Le Polisario ne réussit pas à tromper le Parlement européen

Le Polisario, une entité qui n’a ni identité légale, ni personnalité juridique qu’aucun État membre ne reconnait et qui a perdu son procès puisque la cour lui a demandé de payer les coûts

Ironie du sort. Ce qui était annoncé par des affiches et des tracts distribués sous le manteau comme une «grande conférence-interparlementaire » pro-Polisario a viré au cauchemar pour les ennemis de l’intégrité territoriale et la poignée d’eurodéputés qui les soutiennent.

Dans une salle où le Polisario a rameuté, jeudi, stagiaires, étudiants et quelques vieux sympathisants désœuvrés en guise de figurants pour montrer qu’il y avait foule, les cérémoniaires d’une rencontre organisée, jeudi au Parlement européen à Bruxelles, ont été surpris de voir le représentant du Service européen pour l’Action extérieure (SEAE), aller aux antipodes de leurs thèses fallacieuses, en faisant prévaloir le droit, le réalisme et le bon sens, au point où ils ont regretté de l’avoir invité.

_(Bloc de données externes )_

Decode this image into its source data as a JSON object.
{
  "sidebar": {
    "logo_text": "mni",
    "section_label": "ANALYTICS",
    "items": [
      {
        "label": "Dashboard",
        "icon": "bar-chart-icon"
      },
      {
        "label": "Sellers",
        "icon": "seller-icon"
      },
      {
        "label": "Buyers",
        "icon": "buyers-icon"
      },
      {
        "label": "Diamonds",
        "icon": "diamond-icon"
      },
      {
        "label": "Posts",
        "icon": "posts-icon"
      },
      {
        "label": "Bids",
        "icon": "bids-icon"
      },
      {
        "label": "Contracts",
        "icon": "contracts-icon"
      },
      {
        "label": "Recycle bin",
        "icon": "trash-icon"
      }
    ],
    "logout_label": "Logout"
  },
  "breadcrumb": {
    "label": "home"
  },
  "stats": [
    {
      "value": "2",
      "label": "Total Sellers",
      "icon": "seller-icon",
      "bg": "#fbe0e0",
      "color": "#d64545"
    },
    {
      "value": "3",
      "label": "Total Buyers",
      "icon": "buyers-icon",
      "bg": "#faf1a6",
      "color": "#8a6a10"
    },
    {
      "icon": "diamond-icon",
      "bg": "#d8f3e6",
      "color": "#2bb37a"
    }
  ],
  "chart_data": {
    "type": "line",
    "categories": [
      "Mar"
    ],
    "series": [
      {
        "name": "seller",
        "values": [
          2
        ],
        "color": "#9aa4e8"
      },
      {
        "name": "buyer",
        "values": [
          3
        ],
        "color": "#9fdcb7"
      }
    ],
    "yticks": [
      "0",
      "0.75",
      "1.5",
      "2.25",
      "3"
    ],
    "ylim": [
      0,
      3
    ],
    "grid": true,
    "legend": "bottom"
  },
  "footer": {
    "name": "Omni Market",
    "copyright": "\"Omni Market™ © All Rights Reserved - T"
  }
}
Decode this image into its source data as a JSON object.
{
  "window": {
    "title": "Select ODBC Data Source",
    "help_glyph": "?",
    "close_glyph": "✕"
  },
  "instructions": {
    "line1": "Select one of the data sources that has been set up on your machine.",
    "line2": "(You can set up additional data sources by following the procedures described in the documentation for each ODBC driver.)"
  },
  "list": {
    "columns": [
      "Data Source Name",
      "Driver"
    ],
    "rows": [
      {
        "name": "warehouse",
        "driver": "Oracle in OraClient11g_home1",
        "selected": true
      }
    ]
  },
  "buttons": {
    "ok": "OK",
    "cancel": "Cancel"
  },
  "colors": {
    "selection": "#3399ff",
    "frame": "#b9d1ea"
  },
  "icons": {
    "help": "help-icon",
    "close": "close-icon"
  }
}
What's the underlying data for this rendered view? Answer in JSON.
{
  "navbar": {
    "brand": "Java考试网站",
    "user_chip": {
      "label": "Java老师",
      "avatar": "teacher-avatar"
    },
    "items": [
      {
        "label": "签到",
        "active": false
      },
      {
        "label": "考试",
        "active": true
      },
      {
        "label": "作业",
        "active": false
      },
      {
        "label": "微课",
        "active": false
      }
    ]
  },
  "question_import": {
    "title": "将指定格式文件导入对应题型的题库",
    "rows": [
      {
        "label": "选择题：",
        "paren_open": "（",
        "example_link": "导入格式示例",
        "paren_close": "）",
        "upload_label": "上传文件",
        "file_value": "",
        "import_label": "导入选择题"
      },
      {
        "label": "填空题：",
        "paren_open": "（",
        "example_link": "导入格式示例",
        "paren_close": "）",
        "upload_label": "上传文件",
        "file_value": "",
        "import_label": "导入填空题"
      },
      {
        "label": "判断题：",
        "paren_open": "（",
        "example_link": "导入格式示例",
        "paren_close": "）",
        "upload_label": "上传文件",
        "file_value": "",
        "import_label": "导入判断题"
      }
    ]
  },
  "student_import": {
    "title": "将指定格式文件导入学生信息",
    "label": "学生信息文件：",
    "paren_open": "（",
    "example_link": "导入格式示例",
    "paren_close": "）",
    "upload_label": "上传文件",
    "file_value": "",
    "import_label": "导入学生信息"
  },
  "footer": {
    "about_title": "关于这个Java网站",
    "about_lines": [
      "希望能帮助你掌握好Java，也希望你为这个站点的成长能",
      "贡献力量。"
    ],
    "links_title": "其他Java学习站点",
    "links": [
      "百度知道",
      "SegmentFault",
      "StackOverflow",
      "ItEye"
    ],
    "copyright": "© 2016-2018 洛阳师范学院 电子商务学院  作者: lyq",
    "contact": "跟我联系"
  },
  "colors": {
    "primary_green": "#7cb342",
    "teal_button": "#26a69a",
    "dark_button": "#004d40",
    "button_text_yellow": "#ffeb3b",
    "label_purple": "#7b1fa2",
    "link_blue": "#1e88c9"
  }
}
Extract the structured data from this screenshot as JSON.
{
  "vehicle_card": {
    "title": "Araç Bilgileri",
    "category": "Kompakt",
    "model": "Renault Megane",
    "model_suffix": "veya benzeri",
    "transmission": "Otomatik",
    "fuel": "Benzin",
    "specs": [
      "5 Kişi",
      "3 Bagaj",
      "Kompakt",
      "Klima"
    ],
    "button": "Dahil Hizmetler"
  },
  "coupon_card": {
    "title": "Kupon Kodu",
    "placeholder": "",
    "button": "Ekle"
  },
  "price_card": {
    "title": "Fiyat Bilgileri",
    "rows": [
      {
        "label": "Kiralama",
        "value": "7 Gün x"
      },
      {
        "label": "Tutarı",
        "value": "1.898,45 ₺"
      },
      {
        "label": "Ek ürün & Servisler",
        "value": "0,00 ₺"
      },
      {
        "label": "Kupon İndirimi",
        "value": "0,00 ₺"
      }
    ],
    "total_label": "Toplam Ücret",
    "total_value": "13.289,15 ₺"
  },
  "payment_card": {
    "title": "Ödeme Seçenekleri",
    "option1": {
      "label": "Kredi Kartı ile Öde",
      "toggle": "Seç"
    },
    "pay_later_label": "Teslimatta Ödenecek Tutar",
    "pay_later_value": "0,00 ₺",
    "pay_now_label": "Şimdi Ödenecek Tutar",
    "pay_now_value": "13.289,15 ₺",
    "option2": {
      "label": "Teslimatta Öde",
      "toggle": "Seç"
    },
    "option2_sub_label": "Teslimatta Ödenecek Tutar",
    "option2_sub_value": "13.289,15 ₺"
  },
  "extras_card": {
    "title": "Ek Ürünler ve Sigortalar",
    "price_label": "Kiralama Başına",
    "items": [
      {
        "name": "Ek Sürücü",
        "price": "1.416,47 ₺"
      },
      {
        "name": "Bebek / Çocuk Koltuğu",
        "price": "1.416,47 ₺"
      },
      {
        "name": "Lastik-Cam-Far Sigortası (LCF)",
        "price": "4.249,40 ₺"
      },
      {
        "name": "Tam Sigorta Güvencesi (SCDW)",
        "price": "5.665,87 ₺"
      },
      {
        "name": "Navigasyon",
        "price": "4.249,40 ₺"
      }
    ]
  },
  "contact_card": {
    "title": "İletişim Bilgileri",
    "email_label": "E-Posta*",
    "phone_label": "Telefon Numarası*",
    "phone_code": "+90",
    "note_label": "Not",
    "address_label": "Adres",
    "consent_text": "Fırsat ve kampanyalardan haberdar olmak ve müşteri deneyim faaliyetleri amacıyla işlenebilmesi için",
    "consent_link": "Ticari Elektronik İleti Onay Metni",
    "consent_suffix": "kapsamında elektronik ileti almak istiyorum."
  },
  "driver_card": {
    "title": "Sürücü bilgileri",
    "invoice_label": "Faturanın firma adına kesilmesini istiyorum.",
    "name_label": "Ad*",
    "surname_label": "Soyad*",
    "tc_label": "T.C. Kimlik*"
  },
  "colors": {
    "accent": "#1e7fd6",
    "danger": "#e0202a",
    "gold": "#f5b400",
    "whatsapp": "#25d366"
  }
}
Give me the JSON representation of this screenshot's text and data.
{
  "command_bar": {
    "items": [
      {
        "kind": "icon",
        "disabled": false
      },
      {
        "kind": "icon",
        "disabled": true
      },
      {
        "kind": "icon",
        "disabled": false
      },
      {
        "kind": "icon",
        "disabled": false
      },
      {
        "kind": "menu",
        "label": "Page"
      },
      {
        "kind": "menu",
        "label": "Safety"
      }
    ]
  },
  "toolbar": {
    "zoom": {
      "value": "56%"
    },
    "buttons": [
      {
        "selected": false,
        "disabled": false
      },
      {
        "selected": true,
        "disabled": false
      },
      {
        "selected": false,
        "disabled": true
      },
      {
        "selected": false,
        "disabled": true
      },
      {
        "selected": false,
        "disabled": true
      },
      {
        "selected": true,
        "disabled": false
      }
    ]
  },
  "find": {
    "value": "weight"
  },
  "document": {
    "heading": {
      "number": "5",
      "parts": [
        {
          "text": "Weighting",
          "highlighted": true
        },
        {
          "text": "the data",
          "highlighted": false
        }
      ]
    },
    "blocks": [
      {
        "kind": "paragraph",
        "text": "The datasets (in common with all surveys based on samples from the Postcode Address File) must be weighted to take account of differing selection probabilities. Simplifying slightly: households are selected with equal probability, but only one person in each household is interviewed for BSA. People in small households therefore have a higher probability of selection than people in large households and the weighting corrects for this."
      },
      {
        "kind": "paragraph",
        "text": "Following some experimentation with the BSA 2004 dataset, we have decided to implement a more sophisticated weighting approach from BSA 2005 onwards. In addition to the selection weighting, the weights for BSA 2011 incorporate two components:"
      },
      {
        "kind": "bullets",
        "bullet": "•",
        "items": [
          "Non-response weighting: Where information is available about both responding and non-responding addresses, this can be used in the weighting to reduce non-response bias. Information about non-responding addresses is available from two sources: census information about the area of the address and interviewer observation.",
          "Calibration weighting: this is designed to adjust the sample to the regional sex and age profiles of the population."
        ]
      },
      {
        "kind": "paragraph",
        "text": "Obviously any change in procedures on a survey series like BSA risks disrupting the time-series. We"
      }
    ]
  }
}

Sous le regard effaré de quelques sbires algériens qui veillaient au grain, le représentant de l’organe qui régit, sous la houlette de Mme Federica Mogherini, les relations diplomatiques de l’UE avec les pays non membres et mène la politique étrangère et de sécurité de l’Union, n’y est pas allé par quatre chemins.

Répondant aux allégations sur l’accord agricole et celui de la pêche entre le Maroc et l’Union européenne, Vincent Piket, chef de la division des pays du Maghreb au SEAE, a affirmé que la Cour de justice de l’UE n’a à aucun moment donné raison au Polisario.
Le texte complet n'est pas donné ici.